Microsoft has nudged open the delivery throttle for Windows 10 October 2018 Update, the problem-plagued feature upgrade that the company yanked for more than five weeks this fall before restarting testing with volunteers.
"Windows 10, version 1809, is now fully available for advanced users who manually select 'Check for updates' via Windows Update," read a revised support document.
The October 2018 Update is also known as 1809 in Microsoft's numeric yymm identifying format.
Windows 10 1809 remained unavailable to some systems, even though Microsoft cracked open the upgrade door.
According to the support document, four "blockers" - scenarios due to compatibility problems with Intel and AMD display drivers, Trend Micro security software and F5 VPN (virtual private network) software - have yet to be lifted.

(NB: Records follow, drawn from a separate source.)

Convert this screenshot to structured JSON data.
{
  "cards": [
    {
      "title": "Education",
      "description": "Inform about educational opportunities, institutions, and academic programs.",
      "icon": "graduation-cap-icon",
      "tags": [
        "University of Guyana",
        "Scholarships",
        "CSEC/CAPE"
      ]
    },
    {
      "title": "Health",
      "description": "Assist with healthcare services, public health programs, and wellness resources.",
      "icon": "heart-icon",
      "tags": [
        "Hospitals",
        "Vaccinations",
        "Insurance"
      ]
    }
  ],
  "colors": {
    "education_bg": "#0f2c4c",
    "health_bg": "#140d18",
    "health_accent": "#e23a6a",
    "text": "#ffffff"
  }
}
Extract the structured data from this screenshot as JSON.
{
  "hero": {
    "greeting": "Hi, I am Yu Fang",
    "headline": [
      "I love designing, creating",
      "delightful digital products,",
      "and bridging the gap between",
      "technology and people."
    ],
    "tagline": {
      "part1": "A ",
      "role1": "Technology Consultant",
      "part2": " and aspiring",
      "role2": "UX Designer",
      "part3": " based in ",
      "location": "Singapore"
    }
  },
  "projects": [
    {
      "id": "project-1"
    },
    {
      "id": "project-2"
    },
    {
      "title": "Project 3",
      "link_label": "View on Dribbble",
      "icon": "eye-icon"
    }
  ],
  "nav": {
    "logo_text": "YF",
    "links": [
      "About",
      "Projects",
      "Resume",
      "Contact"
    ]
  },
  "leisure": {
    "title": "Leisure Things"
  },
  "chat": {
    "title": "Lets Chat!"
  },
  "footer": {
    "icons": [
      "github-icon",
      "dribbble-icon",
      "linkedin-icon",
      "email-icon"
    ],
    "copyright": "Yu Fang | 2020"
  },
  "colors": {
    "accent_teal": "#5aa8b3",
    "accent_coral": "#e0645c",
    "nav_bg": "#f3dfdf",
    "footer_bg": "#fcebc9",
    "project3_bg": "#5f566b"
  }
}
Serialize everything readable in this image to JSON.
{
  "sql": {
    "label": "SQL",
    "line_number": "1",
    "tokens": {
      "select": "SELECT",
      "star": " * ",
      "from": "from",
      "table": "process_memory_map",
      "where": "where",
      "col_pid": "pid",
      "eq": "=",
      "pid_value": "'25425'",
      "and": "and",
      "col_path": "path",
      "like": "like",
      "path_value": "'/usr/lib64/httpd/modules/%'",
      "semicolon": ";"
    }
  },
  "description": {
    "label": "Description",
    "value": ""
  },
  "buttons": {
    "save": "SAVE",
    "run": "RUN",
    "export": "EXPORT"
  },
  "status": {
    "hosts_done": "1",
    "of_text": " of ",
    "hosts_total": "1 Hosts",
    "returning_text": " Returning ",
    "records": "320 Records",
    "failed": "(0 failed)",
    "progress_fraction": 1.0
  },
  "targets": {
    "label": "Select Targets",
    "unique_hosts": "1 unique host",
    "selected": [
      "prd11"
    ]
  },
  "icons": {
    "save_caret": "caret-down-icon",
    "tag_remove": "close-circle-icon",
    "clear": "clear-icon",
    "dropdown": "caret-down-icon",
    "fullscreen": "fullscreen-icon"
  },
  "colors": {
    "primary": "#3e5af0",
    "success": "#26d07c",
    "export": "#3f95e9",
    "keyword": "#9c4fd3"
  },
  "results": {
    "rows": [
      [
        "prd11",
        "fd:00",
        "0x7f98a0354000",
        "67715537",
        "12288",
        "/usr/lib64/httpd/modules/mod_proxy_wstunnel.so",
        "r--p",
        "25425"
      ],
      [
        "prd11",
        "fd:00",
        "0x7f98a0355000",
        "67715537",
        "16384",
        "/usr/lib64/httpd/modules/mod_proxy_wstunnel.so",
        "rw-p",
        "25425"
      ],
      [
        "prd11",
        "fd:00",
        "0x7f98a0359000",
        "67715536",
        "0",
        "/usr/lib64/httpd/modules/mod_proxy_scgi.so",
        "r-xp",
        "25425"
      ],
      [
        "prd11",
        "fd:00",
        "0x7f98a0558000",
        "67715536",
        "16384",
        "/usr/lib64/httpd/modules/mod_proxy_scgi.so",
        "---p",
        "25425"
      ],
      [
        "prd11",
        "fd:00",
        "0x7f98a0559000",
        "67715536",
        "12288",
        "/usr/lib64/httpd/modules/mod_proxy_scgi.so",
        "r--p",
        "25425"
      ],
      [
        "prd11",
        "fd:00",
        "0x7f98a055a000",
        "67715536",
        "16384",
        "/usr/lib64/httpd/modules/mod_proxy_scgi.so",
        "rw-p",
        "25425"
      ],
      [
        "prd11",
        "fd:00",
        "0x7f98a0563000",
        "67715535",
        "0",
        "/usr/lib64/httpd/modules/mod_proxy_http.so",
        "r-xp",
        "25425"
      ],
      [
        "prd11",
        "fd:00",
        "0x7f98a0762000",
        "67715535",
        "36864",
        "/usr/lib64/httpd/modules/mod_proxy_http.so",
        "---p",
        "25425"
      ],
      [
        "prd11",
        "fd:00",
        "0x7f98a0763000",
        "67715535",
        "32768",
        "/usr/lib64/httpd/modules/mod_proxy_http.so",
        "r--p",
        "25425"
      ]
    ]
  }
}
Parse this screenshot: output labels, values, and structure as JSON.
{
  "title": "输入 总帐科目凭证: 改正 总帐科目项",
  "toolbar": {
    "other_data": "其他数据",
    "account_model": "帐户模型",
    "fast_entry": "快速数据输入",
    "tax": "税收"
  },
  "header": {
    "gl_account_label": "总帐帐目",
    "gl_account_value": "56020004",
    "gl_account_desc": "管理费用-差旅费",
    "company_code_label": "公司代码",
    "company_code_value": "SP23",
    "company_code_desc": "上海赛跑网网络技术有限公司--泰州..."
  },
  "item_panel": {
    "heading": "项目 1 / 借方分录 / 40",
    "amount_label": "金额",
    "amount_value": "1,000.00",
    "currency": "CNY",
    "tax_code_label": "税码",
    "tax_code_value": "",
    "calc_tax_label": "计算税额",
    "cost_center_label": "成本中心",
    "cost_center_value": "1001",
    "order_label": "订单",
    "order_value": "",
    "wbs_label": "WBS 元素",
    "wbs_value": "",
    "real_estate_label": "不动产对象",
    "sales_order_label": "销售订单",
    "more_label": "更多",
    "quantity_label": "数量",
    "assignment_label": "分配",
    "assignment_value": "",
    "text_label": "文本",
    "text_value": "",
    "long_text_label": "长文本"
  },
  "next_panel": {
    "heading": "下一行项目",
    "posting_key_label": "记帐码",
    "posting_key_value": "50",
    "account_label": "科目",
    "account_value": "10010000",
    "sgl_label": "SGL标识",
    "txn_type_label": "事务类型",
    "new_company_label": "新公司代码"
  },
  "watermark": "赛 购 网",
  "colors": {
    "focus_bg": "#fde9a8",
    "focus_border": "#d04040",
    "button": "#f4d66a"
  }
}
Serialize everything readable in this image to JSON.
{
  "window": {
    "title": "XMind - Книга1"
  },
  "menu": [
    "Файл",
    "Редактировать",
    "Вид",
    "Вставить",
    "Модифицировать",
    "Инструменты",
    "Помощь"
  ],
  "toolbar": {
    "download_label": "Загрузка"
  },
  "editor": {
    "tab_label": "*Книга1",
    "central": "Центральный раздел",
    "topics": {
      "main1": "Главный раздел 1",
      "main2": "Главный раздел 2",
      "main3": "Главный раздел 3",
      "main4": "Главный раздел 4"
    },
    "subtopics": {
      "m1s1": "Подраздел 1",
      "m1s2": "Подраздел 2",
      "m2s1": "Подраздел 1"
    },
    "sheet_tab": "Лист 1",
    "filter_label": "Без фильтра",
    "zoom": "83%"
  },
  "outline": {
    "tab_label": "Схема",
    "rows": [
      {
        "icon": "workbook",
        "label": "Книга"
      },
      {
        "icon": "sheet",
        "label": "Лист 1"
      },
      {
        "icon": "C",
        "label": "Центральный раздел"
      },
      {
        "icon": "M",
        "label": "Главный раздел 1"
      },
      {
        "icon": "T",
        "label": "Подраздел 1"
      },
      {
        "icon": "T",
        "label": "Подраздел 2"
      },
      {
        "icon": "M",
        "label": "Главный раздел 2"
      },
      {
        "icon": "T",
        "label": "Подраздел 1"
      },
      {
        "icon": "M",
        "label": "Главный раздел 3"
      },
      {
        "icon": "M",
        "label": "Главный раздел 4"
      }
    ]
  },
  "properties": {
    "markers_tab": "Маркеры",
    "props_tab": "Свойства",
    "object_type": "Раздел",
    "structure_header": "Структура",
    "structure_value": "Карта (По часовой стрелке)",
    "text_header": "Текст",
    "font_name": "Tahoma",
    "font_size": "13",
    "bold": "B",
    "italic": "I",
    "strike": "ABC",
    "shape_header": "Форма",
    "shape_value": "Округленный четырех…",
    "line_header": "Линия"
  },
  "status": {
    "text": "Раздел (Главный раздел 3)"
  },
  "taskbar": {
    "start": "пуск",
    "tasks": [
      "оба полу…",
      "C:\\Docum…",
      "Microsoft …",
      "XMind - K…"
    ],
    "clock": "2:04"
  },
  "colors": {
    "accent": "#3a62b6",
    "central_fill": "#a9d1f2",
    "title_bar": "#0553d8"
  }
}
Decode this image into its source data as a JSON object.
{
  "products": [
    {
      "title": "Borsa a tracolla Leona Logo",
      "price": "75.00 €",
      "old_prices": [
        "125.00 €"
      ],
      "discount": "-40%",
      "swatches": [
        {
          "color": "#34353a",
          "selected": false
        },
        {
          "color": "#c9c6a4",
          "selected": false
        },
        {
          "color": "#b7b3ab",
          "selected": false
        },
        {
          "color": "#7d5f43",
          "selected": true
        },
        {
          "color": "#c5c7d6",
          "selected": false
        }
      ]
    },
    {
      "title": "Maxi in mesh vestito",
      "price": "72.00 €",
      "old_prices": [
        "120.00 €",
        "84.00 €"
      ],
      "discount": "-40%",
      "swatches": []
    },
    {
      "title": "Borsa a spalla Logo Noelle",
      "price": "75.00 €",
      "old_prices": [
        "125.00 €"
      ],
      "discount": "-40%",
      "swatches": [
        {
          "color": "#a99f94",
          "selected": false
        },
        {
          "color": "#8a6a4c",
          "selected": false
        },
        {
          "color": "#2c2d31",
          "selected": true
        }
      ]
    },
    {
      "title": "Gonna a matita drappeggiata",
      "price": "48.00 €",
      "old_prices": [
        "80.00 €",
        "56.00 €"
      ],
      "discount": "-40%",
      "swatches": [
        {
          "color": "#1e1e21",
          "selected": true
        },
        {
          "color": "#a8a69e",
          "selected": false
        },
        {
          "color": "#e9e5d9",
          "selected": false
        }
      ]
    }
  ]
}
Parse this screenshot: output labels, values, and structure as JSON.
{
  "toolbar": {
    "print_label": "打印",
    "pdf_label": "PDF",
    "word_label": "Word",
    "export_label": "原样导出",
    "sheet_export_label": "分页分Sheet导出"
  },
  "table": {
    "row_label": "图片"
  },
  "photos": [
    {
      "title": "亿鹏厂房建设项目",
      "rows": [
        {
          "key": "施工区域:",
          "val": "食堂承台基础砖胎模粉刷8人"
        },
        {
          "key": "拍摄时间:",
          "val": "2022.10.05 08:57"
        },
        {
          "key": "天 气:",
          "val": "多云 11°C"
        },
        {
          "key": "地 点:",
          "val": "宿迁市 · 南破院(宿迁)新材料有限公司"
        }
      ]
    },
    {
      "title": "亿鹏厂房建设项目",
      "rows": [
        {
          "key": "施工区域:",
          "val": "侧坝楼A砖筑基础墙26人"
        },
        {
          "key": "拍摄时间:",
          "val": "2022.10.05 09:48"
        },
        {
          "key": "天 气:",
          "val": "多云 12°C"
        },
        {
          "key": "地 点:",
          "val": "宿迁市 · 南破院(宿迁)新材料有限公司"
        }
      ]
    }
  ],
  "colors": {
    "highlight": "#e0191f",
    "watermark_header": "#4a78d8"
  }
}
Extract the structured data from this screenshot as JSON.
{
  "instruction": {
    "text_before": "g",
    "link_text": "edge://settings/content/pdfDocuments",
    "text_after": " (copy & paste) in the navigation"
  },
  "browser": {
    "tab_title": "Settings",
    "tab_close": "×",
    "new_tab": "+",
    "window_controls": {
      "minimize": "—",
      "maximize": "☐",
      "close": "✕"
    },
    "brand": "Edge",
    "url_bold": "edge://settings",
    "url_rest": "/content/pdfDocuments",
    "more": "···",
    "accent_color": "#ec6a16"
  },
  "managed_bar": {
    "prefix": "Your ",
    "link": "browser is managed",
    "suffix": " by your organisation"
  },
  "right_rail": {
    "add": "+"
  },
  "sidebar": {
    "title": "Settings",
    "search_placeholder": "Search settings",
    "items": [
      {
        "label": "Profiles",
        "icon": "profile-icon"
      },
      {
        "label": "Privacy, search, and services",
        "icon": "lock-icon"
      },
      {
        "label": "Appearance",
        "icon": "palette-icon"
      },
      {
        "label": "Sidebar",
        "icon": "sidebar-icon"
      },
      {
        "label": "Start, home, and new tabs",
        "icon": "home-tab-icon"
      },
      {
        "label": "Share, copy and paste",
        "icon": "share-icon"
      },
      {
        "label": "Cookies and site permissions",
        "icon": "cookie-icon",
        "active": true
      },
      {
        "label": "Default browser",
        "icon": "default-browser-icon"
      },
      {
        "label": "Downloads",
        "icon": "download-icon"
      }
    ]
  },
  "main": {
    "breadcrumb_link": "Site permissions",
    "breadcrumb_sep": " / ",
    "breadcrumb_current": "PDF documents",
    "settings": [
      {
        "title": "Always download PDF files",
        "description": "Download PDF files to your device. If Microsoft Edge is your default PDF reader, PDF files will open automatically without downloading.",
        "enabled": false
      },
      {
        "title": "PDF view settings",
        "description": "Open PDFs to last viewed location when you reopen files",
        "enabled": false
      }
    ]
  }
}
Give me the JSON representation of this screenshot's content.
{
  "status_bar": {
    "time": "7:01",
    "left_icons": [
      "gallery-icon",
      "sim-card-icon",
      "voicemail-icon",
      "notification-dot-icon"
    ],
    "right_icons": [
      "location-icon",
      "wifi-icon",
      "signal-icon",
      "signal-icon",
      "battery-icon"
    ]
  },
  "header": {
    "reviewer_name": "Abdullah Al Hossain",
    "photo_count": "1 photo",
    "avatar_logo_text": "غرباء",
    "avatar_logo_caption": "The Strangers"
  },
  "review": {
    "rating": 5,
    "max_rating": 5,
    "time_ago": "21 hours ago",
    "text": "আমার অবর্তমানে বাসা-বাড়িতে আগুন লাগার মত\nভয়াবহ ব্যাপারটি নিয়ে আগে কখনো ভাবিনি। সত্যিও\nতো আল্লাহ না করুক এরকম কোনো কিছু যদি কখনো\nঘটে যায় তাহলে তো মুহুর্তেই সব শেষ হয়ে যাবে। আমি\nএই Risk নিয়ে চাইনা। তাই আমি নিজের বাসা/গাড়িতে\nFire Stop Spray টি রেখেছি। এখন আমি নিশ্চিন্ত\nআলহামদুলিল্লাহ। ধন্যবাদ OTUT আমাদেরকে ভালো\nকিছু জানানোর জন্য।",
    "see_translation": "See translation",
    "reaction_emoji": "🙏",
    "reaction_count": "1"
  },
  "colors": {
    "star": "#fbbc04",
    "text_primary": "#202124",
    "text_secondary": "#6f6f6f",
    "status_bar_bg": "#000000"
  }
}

By re-opening the "Check for updates" avenue, Microsoft essentially returned to 1809's Oct. 2 status. That was when the Redmond, Wash. company began offering the feature upgrade to so-called "seekers," users brave enough - reckless, some would say - to try just-issued code.
Within days, as reports of deleted data swelled, Microsoft withdrew 1809 from general distribution. When it was satisfied that it had fixed several problems, it restarted 1809 on 13 November, but with its Windows Insider testers, not the general public.
Monday's move to open 1809 to seekers was the first instance of the upgrade being made available to the latter group.
Microsoft has yet to start offering 1809 to users through its automatic updating services. The company gave no hint on the support document about when that might occur.
With the month-long delay and the cautious restart of 1809, the upgrade will likely spend significant time designated as "Semi-Annual Channel (Targeted)," or "SAC-T," the marker used to describe its release primarily to consumers running Windows 10 Home, who cannot defer an automatic upgrade.
Typically, after several months, Microsoft changes the label to simply "Semi-Annual Channel" (SAC) and announces that the feature upgrade has been sufficiently tested - again, mainly by consumers - to make it suitable for deployment in businesses and organisations.
The spread between SAC-T and SAC - with the latter a "business ready" recommendation - has typically been three months: Both 1709 and 1803 spent that amount of time as SAC-T.
Assuming the same three-month lag between now and SAC, which would make the latter's date in mid-March, it would actually be more than a four-month stretch from the official 13 November "restart," when 1809's 18 or 30 months of support began.
If discretion is the better part of valour, it is certainly possible that 1809 will not be tagged as SAC until around the time that its successor, 1903, launches as SAC-T, sometime in April.
Many experts, including Computerworld columnist Woody Leonard, continued to urge users to steer clear of 1809.